Bardées de Molières (meilleure comédie, meilleur spectacle), les pièces de Pierre Guillois et Olivier Martin-Salvan reviennent en Belgique. A Bruxelles, Tournai, Louvain-la-Neuve. Article réservé aux abonnés
Ce n’est pas trois, pas quatre, mais cinq équipes qui tournent actuellement Les gros patinent bien, pour répondre à la demande exponentielle des lieux culturels pour accueillir ce spectacle hors normes. Rien que ce vendredi de la mi-octobre, quand nous interviewons Olivier Martin-Salvan, l’un des deux interprètes de ce « hit », la pièce est à l’affiche de trois villes françaises différentes : Cambrai, Toulouse et Paris.
C’est dire si la pièce fait un carton. Expression à prendre ici dans tous les sens du terme puisque Les gros patinent bien est littéralement une pièce de carton. Manipulant en direct piles, boîtes, bricolages, accessoires, panneaux et même costumes taillés dans du papier plus ou moins épais, Pierre Guillois et Olivier Martin-Salvan fabriquent une épopée clownesque qui vous emmène d’un fjord danois jusqu’à Pampelune en Espagne, en passant par l’Irlande, l’Angleterre, la France et même des abysses peuplés de créatures aquatiques. Tout cela dans un impressionnant assemblage d’affichettes, origamis et autres éléments de décor bidouillés à l’huile de coude avec, on imagine, un solide arsenal de cutters, de ficelles et de bande adhésive. Sorte de kamishibaï passé entre les mains de deux Rémy Bricka qui jongleraient avec des images plutôt que des instruments, le spectacle fait carburer la colle à papier et les ciseaux tout autant que la fantaisie et l’absurde.

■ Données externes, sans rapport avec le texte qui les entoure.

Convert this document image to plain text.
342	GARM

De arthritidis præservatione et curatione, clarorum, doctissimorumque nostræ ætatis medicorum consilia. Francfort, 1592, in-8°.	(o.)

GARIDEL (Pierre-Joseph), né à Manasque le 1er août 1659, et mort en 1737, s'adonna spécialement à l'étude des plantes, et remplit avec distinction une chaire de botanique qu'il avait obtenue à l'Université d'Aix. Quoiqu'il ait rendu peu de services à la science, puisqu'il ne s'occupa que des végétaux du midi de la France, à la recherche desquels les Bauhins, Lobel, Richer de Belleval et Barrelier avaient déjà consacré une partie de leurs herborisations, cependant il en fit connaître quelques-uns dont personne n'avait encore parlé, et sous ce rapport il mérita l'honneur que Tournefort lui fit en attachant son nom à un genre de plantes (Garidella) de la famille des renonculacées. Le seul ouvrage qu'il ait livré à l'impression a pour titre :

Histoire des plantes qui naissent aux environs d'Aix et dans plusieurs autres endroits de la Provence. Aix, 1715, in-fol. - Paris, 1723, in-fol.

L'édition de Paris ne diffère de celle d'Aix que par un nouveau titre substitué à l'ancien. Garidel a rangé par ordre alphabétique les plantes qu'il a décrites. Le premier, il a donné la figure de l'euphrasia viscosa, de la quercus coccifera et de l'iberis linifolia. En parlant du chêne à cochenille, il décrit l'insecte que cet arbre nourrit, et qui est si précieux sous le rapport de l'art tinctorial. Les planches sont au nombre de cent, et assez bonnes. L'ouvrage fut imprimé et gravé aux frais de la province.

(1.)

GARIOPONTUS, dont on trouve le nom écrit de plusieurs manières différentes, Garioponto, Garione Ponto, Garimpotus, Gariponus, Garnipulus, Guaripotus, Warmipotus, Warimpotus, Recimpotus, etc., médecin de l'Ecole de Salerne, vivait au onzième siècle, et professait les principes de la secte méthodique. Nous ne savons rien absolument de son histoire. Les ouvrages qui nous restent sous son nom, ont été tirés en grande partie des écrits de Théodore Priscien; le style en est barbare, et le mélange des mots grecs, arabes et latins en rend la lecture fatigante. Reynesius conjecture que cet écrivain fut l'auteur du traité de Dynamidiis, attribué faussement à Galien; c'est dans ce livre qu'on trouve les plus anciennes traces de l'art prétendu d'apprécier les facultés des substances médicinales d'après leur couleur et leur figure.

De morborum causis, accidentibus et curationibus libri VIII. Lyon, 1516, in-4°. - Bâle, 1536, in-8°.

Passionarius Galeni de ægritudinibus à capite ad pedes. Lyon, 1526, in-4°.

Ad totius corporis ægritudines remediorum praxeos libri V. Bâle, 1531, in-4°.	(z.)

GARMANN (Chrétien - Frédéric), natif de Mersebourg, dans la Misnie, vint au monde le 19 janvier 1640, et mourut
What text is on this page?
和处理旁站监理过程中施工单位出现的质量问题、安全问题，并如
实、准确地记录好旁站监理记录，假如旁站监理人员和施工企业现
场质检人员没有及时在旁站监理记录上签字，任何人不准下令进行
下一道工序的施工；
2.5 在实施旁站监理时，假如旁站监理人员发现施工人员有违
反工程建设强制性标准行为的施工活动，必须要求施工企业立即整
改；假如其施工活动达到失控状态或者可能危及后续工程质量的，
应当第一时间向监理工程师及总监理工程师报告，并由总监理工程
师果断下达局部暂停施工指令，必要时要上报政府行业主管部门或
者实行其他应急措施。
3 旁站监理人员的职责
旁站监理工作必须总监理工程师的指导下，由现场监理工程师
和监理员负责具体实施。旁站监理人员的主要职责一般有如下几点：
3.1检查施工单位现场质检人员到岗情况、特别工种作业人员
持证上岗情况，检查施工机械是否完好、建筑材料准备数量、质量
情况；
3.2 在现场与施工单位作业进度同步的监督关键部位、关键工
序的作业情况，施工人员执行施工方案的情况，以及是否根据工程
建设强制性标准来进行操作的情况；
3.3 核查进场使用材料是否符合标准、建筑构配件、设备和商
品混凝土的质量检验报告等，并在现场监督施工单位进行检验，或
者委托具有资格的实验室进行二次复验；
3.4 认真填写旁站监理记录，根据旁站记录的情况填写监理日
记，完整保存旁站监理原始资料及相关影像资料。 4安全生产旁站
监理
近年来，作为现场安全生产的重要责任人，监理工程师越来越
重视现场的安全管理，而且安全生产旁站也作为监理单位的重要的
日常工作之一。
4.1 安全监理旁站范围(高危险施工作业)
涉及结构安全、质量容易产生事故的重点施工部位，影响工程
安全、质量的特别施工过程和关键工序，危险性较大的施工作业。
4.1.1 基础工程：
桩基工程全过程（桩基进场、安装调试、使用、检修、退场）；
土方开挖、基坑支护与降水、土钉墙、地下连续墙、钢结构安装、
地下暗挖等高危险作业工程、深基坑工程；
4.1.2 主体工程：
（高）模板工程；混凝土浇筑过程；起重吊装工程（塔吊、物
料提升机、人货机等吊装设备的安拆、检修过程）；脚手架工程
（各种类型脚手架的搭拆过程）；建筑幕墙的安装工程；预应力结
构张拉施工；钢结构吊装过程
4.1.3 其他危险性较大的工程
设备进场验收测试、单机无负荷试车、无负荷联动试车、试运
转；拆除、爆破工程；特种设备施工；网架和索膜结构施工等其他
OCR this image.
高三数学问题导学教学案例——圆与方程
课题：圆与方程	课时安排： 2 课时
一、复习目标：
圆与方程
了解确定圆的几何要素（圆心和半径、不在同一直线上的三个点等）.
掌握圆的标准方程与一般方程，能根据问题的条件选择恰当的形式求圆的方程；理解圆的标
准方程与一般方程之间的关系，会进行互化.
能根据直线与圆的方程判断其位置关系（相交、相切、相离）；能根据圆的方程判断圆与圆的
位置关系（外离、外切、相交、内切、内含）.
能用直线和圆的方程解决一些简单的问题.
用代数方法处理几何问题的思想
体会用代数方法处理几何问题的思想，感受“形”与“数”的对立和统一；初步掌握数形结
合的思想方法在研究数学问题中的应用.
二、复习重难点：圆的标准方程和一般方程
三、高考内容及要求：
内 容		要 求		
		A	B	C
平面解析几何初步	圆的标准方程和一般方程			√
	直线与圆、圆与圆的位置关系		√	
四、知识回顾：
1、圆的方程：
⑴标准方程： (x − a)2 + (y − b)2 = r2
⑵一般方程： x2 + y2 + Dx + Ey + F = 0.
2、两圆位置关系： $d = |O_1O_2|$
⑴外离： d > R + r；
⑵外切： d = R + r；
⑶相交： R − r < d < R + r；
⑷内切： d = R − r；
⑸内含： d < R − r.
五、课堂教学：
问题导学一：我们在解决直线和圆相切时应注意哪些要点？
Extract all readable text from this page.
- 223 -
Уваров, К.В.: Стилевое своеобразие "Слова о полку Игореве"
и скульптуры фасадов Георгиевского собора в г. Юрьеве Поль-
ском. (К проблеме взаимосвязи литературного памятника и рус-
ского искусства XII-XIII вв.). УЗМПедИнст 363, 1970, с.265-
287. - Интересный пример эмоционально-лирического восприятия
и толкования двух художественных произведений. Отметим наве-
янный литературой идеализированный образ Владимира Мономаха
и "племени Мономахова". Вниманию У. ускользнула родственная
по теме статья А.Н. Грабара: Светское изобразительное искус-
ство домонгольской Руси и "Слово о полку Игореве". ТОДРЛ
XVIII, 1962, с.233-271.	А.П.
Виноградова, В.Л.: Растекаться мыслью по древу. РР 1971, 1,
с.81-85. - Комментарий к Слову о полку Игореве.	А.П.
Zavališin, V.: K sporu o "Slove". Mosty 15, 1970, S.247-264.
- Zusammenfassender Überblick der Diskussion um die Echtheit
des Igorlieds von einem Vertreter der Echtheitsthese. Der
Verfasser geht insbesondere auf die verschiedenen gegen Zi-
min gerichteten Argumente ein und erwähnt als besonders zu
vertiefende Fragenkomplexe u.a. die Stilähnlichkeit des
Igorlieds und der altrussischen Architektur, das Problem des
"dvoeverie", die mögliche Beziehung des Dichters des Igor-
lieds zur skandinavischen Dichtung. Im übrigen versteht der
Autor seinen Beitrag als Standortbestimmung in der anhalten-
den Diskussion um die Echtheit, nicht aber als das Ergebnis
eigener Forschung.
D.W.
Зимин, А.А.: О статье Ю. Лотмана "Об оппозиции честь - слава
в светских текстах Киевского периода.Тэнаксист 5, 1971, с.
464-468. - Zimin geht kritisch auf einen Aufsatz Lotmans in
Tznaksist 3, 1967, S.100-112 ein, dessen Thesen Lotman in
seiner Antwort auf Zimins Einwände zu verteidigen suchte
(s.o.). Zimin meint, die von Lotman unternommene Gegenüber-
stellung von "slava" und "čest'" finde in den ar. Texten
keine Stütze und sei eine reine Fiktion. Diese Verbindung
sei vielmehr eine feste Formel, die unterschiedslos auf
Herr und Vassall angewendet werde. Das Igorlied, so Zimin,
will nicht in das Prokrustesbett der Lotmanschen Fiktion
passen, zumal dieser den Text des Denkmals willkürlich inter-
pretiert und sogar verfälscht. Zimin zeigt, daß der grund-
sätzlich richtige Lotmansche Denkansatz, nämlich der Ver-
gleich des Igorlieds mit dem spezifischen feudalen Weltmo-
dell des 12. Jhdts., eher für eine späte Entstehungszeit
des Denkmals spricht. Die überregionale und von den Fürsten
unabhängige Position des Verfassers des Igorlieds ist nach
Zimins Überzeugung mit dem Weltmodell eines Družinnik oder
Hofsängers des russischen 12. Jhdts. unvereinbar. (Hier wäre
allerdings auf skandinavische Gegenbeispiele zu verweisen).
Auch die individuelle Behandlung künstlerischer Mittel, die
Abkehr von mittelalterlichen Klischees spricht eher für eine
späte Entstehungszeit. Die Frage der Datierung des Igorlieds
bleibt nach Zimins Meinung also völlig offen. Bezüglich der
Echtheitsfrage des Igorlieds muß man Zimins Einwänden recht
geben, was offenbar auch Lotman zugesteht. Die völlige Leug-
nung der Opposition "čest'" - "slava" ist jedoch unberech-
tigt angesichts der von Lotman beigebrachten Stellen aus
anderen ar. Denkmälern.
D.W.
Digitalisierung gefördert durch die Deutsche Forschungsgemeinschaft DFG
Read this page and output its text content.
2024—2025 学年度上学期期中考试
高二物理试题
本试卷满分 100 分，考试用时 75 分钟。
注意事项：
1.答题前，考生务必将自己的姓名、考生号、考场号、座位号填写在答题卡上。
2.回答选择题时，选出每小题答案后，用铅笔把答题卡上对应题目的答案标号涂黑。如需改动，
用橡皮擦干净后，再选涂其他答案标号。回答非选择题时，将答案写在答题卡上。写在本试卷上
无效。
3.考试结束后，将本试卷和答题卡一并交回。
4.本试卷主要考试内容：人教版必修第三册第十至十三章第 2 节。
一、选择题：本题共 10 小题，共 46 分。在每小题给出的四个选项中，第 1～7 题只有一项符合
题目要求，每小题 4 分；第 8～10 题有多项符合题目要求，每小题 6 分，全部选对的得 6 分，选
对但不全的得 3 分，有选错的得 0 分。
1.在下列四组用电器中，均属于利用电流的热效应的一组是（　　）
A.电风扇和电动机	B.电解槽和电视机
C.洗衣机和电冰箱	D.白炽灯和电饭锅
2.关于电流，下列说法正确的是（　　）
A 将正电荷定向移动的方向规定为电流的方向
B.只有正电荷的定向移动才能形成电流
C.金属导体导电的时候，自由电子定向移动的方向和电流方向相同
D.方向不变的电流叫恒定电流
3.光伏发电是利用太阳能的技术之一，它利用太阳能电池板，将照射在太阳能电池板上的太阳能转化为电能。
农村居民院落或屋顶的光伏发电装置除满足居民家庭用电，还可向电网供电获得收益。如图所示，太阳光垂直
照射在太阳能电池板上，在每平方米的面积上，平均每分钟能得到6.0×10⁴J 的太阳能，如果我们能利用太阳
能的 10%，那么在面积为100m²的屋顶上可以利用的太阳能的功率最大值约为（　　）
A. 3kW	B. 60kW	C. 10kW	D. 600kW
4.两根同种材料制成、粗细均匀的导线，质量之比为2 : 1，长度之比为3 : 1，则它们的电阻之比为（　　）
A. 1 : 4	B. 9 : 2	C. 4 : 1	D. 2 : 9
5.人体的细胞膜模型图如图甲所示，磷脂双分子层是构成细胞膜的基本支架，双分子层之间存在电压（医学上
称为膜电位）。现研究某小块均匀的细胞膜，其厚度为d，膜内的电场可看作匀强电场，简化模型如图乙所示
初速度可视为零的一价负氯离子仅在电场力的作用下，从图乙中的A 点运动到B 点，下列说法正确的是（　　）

A la frontière entre art du clown et arte povera, entre Buster Keaton et Laurel et Hardy, Les gros patinent bien galope sur les talons d’un gentleman frappé par la malédiction d’une sirène qu’il a pêchée par mégarde et qui va l’emporter dans des aventures échevelées à travers terres et mers, tantôt hostiles, tantôt cocasses. Aucun détail n’est négligé : l’irruption d’une aurore boréale, le vol de grues cendrées dans le ciel, un paquet de cumulonimbus, un troupeau de shetlands, l’histoire est illustrée d’une myriade d’éléments narratifs évoqués par des mots sur des panneaux ou carrément sculptés dans le carton. Ainsi, des boules de papier mâché suscitent la grêle, de fines lanières de carton convoquent les cheveux d’une sirène, des boîtes à chaussures se transforment en patins à glace, des confettis de papier suggèrent les plumes d’une oie décapitée par les hélices d’un avion, etc.
Mieux qu’Avatar
Même le vomi trouve un écho convaincant dans leurs savants pliages et découpages. « C’est incroyable comme le cerveau s’adapte », analyse Olivier Martin-Salvan. « Jacques Weber, qui est venu voir le spectacle deux fois, nous a dit à quel point il était ébloui par la convention théâtrale. On dit “c’est un serpent” et les gens voient un serpent. Il n’en revenait pas de ce miracle, de ce que le public accepte. J’ai aussi été touché par ce jeune homme, qui venait de voir Avatar au cinéma et qui nous a dit que notre spectacle l’avait fait plus voyager. » En plus de garantir un étonnant trip mental, la pièce secoue aussi les zygomatiques. Tordu de rire, le public se marre des fautes d’orthographe sur les pancartes, qui font dérailler la narration. Il se gausse gentiment de l’épuisement physique du clown-accessoiriste, au bord du burn-out à force de jouer les deus ex machina, suant à grosses gouttes pour faire avancer ce cabaret savamment foutraque.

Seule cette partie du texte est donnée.